D-Project OPÉRATION MANGA
1 juillet 2013 - CulturesNo Comment   //   2779 Views   //   N°: 42

Une véritable école malgache de mangas est en train d’éclore. Son point de ralliement le D-Project de l’association Roses & Baobab. De jeunes talents (on dit « mangakas ») qui ne désespèrent pas de mettre un jour des « lambahoany » à leurs personnages…

Si le manga malgache peine encore à trouver son identité, au sens où il est encore très calqué sur la façon de faire des Japonais, on sent parmi la génération montante un vif désir d’émancipation. Cela est particulièrement vrai au sein du collectif D-Project (pour Drawing Project), la branche « dessin » de l’association Roses & Baobab. En activité depuis janvier 2013, ce véritable laboratoire du manga (mais pas seulement) abrite de jeunes mangakas (dessinateurs) pleins de promesses, tels Tahina, Gael, Suki, Sawyer, Hachimitsu ou Spiel. « Tahina et moi savions que Roses & Baobab s’occupait d’art malagasy. On leur a montré nos dessins et le président Gérard Albin Fiorina a été intéressé à nous intégrer à l’association »explique Gael.

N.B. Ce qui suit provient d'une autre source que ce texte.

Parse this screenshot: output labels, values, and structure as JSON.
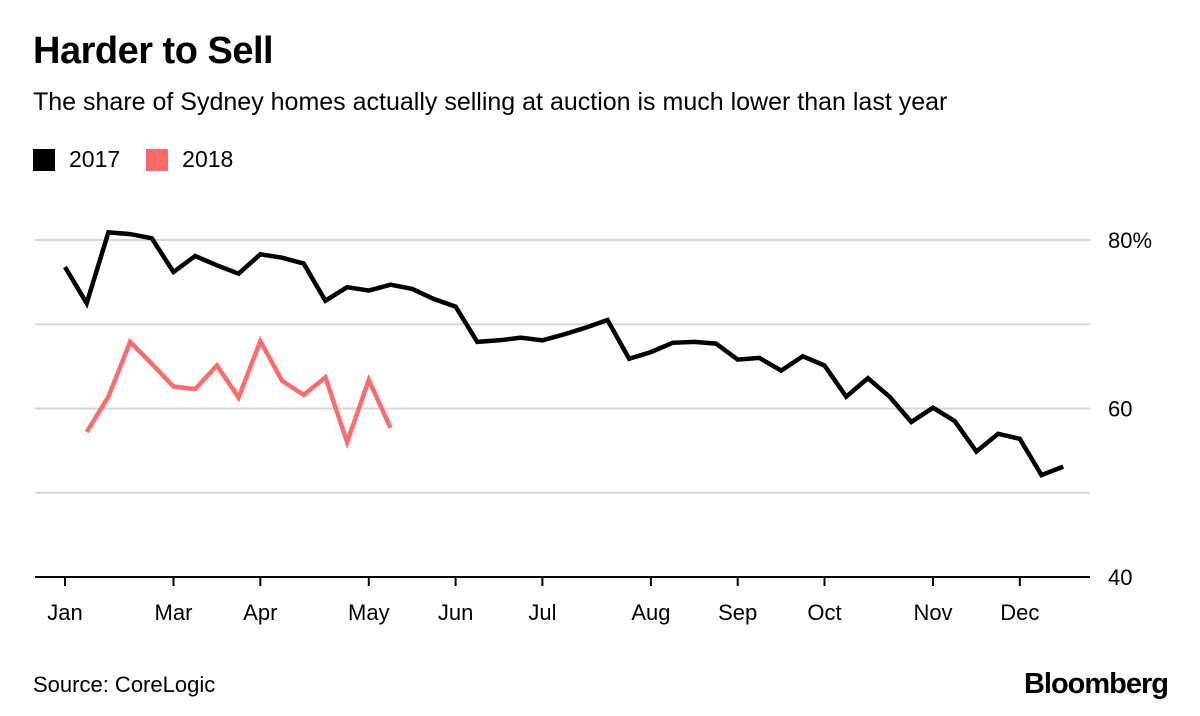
{
  "chart_data": {
    "type": "line",
    "title": "Harder to Sell",
    "subtitle": "The share of Sydney homes actually selling at auction is much lower than last year",
    "source": "Source: CoreLogic",
    "brand": "Bloomberg",
    "ylim": [
      40,
      80
    ],
    "y_ticks": [
      {
        "value": 80,
        "label": "80%"
      },
      {
        "value": 70,
        "label": ""
      },
      {
        "value": 60,
        "label": "60"
      },
      {
        "value": 50,
        "label": ""
      },
      {
        "value": 40,
        "label": "40"
      }
    ],
    "y_axis_position": "right",
    "grid": true,
    "x_unit": "weekly observation",
    "x_ticks": [
      {
        "label": "Jan",
        "index": 0
      },
      {
        "label": "Mar",
        "index": 5
      },
      {
        "label": "Apr",
        "index": 9
      },
      {
        "label": "May",
        "index": 14
      },
      {
        "label": "Jun",
        "index": 18
      },
      {
        "label": "Jul",
        "index": 22
      },
      {
        "label": "Aug",
        "index": 27
      },
      {
        "label": "Sep",
        "index": 31
      },
      {
        "label": "Oct",
        "index": 35
      },
      {
        "label": "Nov",
        "index": 40
      },
      {
        "label": "Dec",
        "index": 44
      }
    ],
    "legend_position": "top-left",
    "series": [
      {
        "name": "2017",
        "color": "#000000",
        "start_index": 0,
        "values": [
          76.8,
          72.5,
          80.9,
          80.7,
          80.2,
          76.2,
          78.1,
          77.0,
          76.0,
          78.3,
          77.9,
          77.2,
          72.8,
          74.4,
          74.0,
          74.7,
          74.2,
          73.0,
          72.1,
          67.9,
          68.1,
          68.4,
          68.1,
          68.8,
          69.6,
          70.5,
          65.9,
          66.7,
          67.8,
          67.9,
          67.7,
          65.8,
          66.0,
          64.5,
          66.2,
          65.1,
          61.4,
          63.6,
          61.4,
          58.4,
          60.1,
          58.5,
          54.9,
          57.0,
          56.4,
          52.1,
          53.1
        ]
      },
      {
        "name": "2018",
        "color": "#ff6b6b",
        "start_index": 1,
        "values": [
          57.2,
          61.4,
          67.9,
          65.3,
          62.6,
          62.3,
          65.1,
          61.3,
          68.0,
          63.3,
          61.6,
          63.7,
          56.0,
          63.4,
          57.7
        ]
      }
    ]
  }
}
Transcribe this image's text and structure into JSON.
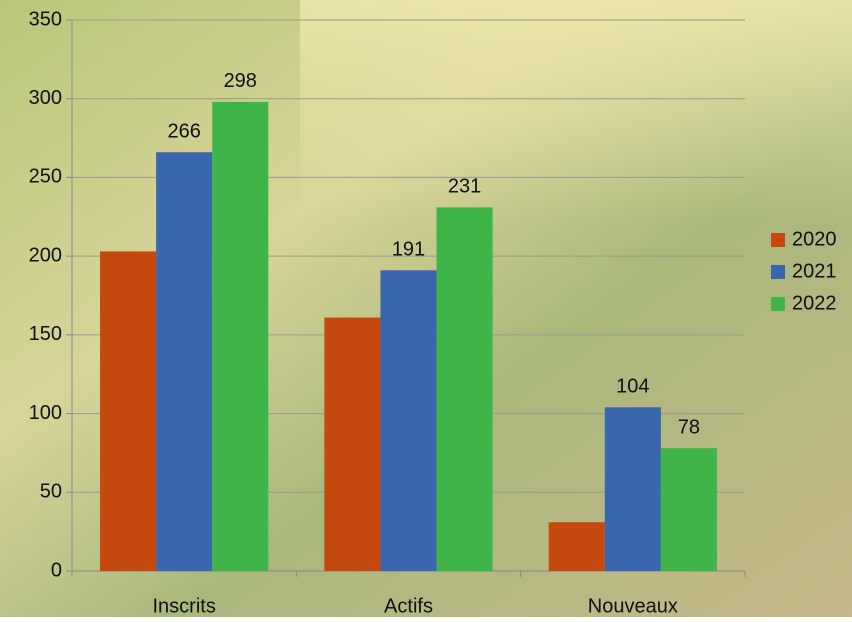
{
  "chart_data": {
    "type": "bar",
    "categories": [
      "Inscrits",
      "Actifs",
      "Nouveaux"
    ],
    "series": [
      {
        "name": "2020",
        "color": "#c5480e",
        "values": [
          203,
          161,
          31
        ],
        "show_labels": false
      },
      {
        "name": "2021",
        "color": "#3a66ad",
        "values": [
          266,
          191,
          104
        ],
        "show_labels": true
      },
      {
        "name": "2022",
        "color": "#3fb449",
        "values": [
          298,
          231,
          78
        ],
        "show_labels": true
      }
    ],
    "ylim": [
      0,
      350
    ],
    "yticks": [
      0,
      50,
      100,
      150,
      200,
      250,
      300,
      350
    ],
    "grid": true,
    "legend": "right"
  }
}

Le public a eu l’occasion de les découvrir à la galerie Art’ko de Roses & Baobab du 11 mai au 1er juin. Juste un aperçu de ce qu’ils savent faire, en attendant la parution de leur premier album de bédé qu’ils sont en train de réaliser chacun de leur côté. Chacun dans son style à lui. Tahina aime dessiner des femmes sexy ; Suki préfère les images sombres, fantomatiques, voire sanglantes ; Gael est davantage tourné vers les univers médiévaux fantastiques, mélangés à des éléments futuristes. Tahina est celui dont le travail est le plus avancé. Il s’attelle à un shonen, une histoire ciblant les adolescents de sexe masculin : « Les aventures d’un lycéen un brin pervers, mais plutôt humoristique »explique-t-il. Cela pour donner une idée de l’extrême variété des genres qui peuvent cohabiter au sein de la nébuleuse manga. 

Ce mot japonais signifiant « image dérisoire » ou « caricature grotesque » n’a pris le sens de bande dessinée qu’à partir de 1945. Les mangas, ce sont des millions d’albums qui paraissent au Japon et inondent le monde, souvent associés à des jouets ou à des jeux vidéo. Dragon Ball s’est vendu à plus de 250 millions d’exemplaires, surpassant même Tintin…

Dû à sa composante asiatique, le public malgache semble avoir une sensibilité naturelle vis-à-vis de la culture japonaise, et notamment du manga. Suki l’explique par la facilité avec laquelle ce média parvient à véhiculer les émotions, sans trop passer par les mots. « Le rythme est plus rapide que dans les bédés occidentales. Au niveau du découpage et des cadrages, cela ressemble au cinéma. Et il y a plus d’onomatopées que de vrais textes » L’hyper-expressivité des visages, touchant effectivement à la caricature et au grotesque (par exemple, l’évanouissement signifié par une croix remplaçant les yeux) est l’un des autres grands traits de l’esthétique manga. « On ne va pas jusqu’à reprendre, comme les Américains ou les Français, le sens de la lecture japonaise (de droite à gauche), une certaine confusion dans l’esprit du lecteur. Il faut l’initier petit à petit », considère Gael.

Parfaitement autodidactes, tous ont commencé en observant les dessins animés adaptés de mangas diffusés à la télévision malgache. Séduits, ils commencent par les imiter avant de véritablement chercher leur style. Encore aujourd’hui, ils se réfèrent aux grands noms du genre, tels Osamu Tezuka (Le Roi Léo, Astroboy), Takeshi Otaba (Death Note) ou à des créateurs de jeux vidéo comme Tetsuya Nomura (Final Fantasy). Avec cette différence qu’ils veulent parvenir le plus possible à du manga malgache. « On insère des éléments de mythologies malgaches dans nos histoires. On ne prévoit pas encore de dessiner des femmes en lambahoany, mais ça viendra. Raconter l’histoire de Madagascar en manga ce serait déjà une belle réussite », estime Suki.